Es gibt wohl nur einen Ort, an dem Männer freimütig und öffentlich Schmerzen zeigen: den Fußballplatz. Ansonsten geben sie gerne den stoischen und gänzlich schmerzunempfindlichen Indianer. Der Sozialwissenschaftler Klaus Hurrelmann führt das auf die Sozialisation des starken Geschlechts zurück: "Männer verdrängen Schmerzen aus Angst, ihrer Rolle nicht mehr gerecht zu werden."

Lassen sich die Schmerzen dann nicht mehr verbergen, "reagieren Männer beleidigt, sind enttäuscht, dass die Maschine Körper sie im Stich lässt", erklärt der Soziologe. Noch schlimmer sei es für Männer, wenn sie psychische Probleme hätten. "Kranksein bedeutet Schwäche, und Männer bekommen keine soziale Anerkennung, wenn sie sich schwach zeigen."

"Ein Mann geht nicht gerne zum Männerarzt"

Die Gesellschaft zwinge sie in ein traditionelles Geschlechtermuster. Dass es viele Spielarten von Männlichkeit gebe, und dass diese alle möglich und nötig seien, "das ist in der Gesellschaft noch nicht selbstverständlich. Frauen sind da inzwischen viel besser dran", sagt Hurrelmann. Um dies zu ändern, müsse das traditionelle Rollenverständnis aufgebrochen werden. Erst dann könnten Männern spezielle Gesundheitsangebote gemacht werden, die sie ohne Gesichtsverlust annehmen können.

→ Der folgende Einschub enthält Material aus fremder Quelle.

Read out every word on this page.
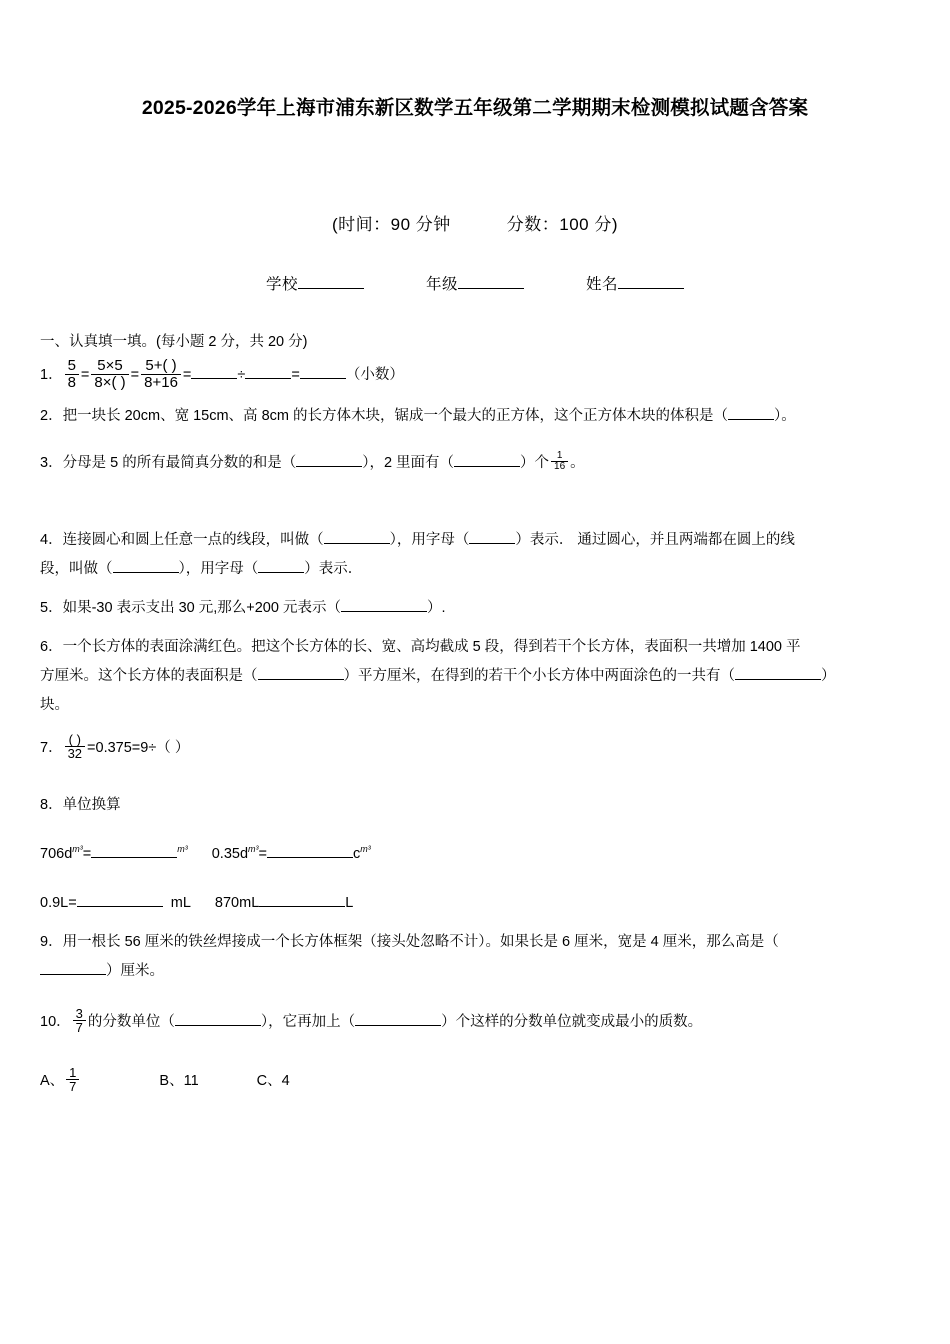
2025-2026学年上海市浦东新区数学五年级第二学期期末检测模拟试题含答案
(时间：90 分钟	分数：100 分)
学校	年级	姓名
一、认真填一填。(每小题 2 分，共 20 分)
1． $\frac{5}{8} = \frac{5\times 5}{8\times( )} = \frac{5+( )}{8+16}$ =	÷	=	（小数）
2．把一块长 20cm、宽 15cm、高 8cm 的长方体木块，锯成一个最大的正方体，这个正方体木块的体积是（	）。
3．分母是 5 的所有最简真分数的和是（	），2 里面有（	）个 $\frac{1}{16}$ 。
4．连接圆心和圆上任意一点的线段，叫做（	），用字母（	）表示． 通过圆心，并且两端都在圆上的线
段，叫做（	），用字母（	）表示．
5．如果-30 表示支出 30 元,那么+200 元表示（	）.
6．一个长方体的表面涂满红色。把这个长方体的长、宽、高均截成 5 段，得到若干个长方体，表面积一共增加 1400 平
方厘米。这个长方体的表面积是（	）平方厘米，在得到的若干个小长方体中两面涂色的一共有（	）
块。
7． $\frac{( )}{32} =0.375=9\div$（ ）
8．单位换算
$706d^{m^3}=$	$^{m^3}$ $0.35d^{m^3}=$	$c^{m^3}$
0.9L=	mL 870mL	L
9．用一根长 56 厘米的铁丝焊接成一个长方体框架（接头处忽略不计）。如果长是 6 厘米，宽是 4 厘米，那么高是（
）厘米。
10． $\frac{3}{7}$ 的分数单位（	），它再加上（	）个这样的分数单位就变成最小的质数。
A、 $\frac{1}{7}$	B、11	C、4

"Ein Mann geht nicht gerne zu einem Männerarzt oder in eine Praxis, auf deren Tür groß 'Männerberatung' steht." Gleichzeitig sei ein Arzt aber eine gute Anlaufstelle, gerade auch wenn ein Mann unter psychischen Problemen leide. Ein Mediziner könne den diskreten Zugang zu einem Spezialisten ermöglichen.

Grundsätzlich ist Hurrelmann überzeugt, dass sich im Bereich Männergesundheit etwas verändern wird. "Es bewegt sich etwas. Männer werden nicht ewig an ihrer starren Rolle festhalten", sagt er.

Ende Oktober war der erste Männergesundheitsbericht vorgestellt worden - fast zehn Jahre nach dem Bericht zur Frauengesundheit. Danach leiden Männer mindestens ebenso häufig wie Frauen an psychischen Störungen - bei ihnen bleiben sie aber häufig unentdeckt und deshalb auch unbehandelt. Das liegt offenbar unter anderem daran, dass sich das Krankheitsbild stark von dem der Frauen unterscheidet: Bei Männern zeigen sich psychische Probleme zum Beispiel in Alkohol- und Drogenabhängigkeit, Gewalttätigkeit oder einer antisozialen Persönlichkeitsstörung.